U.S. consumer prices are expected to tick higher to 0.4% in February from 0.3% in the prior month. However, underlying prices are likely to remain unchanged.
Accelerated vaccine rollouts and a new hefty round of fiscal stimulus on the horizon have raised bets on higher inflation, triggering a sharp rise in Treasury yields that knocked off the tech-heavy Nasdaq about 7% from its Feb. 12 record closing high.

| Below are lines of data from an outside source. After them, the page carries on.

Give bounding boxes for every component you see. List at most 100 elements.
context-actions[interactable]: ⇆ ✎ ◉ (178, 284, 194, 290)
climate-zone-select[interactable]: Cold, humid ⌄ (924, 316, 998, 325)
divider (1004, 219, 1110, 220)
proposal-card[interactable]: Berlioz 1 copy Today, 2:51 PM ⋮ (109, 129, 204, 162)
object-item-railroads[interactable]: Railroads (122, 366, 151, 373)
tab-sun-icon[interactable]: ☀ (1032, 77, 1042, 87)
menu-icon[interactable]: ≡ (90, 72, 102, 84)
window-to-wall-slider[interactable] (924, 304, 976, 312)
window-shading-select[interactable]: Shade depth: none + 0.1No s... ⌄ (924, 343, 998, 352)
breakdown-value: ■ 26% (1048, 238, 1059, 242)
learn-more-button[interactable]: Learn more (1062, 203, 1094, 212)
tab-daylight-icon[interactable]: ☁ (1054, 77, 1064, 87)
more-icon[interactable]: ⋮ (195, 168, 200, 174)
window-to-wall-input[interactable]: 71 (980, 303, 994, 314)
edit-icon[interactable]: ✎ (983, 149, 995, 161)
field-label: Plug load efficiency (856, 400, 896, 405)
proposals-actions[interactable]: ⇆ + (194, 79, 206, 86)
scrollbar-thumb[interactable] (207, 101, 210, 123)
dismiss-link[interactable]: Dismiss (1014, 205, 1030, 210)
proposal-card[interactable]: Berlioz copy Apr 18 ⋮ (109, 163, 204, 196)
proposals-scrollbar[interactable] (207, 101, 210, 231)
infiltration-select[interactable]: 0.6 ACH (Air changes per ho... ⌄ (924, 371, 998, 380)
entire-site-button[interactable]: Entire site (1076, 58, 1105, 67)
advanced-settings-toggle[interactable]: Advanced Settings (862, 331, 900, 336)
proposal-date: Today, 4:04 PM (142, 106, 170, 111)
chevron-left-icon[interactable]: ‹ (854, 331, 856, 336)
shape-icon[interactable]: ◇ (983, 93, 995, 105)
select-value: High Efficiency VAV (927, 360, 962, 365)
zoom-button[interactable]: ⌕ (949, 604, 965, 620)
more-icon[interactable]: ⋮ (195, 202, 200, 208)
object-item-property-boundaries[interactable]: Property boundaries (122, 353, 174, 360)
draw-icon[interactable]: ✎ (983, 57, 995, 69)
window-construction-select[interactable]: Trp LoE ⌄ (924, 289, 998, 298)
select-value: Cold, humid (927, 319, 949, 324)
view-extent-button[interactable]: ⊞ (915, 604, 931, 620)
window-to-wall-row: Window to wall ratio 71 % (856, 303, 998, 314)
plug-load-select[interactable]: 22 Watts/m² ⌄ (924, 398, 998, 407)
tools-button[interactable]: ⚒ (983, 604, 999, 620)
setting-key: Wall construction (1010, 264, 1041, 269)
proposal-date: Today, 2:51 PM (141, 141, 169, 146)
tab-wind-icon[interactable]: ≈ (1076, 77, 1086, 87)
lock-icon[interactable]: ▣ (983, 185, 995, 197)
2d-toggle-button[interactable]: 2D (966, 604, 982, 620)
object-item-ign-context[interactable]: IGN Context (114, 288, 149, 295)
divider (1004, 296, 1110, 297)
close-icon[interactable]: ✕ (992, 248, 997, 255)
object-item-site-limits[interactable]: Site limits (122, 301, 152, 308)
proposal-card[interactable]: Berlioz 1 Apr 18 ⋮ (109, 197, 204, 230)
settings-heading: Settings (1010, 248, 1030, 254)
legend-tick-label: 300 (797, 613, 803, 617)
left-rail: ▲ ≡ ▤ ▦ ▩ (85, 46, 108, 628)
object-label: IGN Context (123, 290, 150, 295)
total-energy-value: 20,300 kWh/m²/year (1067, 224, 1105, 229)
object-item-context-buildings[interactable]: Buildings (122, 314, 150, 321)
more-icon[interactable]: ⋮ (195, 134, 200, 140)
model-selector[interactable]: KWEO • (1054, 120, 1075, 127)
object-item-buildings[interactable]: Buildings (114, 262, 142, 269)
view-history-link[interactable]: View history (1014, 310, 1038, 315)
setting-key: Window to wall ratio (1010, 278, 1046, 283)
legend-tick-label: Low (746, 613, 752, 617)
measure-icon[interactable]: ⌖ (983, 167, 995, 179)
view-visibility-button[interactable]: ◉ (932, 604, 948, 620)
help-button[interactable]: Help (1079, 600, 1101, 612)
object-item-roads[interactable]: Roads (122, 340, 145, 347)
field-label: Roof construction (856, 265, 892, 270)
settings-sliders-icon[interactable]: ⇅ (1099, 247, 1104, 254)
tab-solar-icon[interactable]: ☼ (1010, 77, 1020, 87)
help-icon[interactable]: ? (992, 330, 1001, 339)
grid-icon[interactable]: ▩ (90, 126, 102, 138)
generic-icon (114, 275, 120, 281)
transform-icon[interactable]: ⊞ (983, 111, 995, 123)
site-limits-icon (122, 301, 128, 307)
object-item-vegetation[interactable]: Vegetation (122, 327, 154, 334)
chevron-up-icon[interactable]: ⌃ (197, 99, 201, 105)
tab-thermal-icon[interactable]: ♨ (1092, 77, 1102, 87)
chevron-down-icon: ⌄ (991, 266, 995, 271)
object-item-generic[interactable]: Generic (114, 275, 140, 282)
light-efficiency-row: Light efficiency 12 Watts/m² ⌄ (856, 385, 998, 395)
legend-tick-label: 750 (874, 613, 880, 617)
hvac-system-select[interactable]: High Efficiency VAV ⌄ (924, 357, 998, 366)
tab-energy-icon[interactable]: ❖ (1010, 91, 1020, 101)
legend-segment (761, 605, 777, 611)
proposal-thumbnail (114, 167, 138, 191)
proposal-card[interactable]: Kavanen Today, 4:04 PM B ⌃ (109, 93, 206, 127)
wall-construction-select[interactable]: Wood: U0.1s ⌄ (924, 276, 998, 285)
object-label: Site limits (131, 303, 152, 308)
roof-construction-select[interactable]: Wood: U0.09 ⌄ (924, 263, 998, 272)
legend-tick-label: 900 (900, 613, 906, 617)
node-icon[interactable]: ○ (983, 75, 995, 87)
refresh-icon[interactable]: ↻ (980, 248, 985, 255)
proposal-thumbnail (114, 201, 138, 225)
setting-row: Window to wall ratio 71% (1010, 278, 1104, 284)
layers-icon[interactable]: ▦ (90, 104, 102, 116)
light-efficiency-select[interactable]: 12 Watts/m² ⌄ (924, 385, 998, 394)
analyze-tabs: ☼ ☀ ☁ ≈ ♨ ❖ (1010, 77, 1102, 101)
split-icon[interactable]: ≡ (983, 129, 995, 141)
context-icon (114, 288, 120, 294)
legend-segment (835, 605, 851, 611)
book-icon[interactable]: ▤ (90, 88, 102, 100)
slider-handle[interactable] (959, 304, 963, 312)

The 10-year U.S. Treasury yield stood at 1.559%, well off its 13-month peak of 1.613% with focus on an auction of U.S. 10-year and 30-year debt later in the day for clues to where yields in the recently volatile market may be headed.
At 6:31 a.m. ET, Dow E-minis were up 60 points, or 0.19%, S&P 500 E-minis were down 4.75 points, or 0.12% and Nasdaq 100 E-minis were down 67.75 points, or 0.53%.
The Nasdaq logged its best one-day percentage jump in four months on Tuesday, helped by a near 20% jump in Tesla (NASDAQ:TSLA) Inc’s shares as investors picked up momentum stocks that had recently taken a beating due to higher yields.
Nasdaq 100 futures dropped about 0.4% as Tesla dropped about 1.5%, while Apple Inc (NASDAQ:AAPL), Amazon.com Inc (NASDAQ:AMZN), Facebook Inc (NASDAQ:FB) and Microsoft Corp (NASDAQ:MSFT) fell between 0.2% and 0.7% in early trading.
Rising rates disproportionately hurt high-growth tech companies because they are valued on earnings expected years into the future.
A chunk of the $1.9 trillion relief aid, which is on track to be signed into law later this week, is poised to end up in the stock market and could provide a boost for GameStop (NYSE:GME) and other stocks popular among retail investors active in online social media forums.
Shares of GameStop jumped another 13%, setting the videogame retailer on track for its longest streak of daily gains in six months and extending a rally that has already doubled the company’s market value.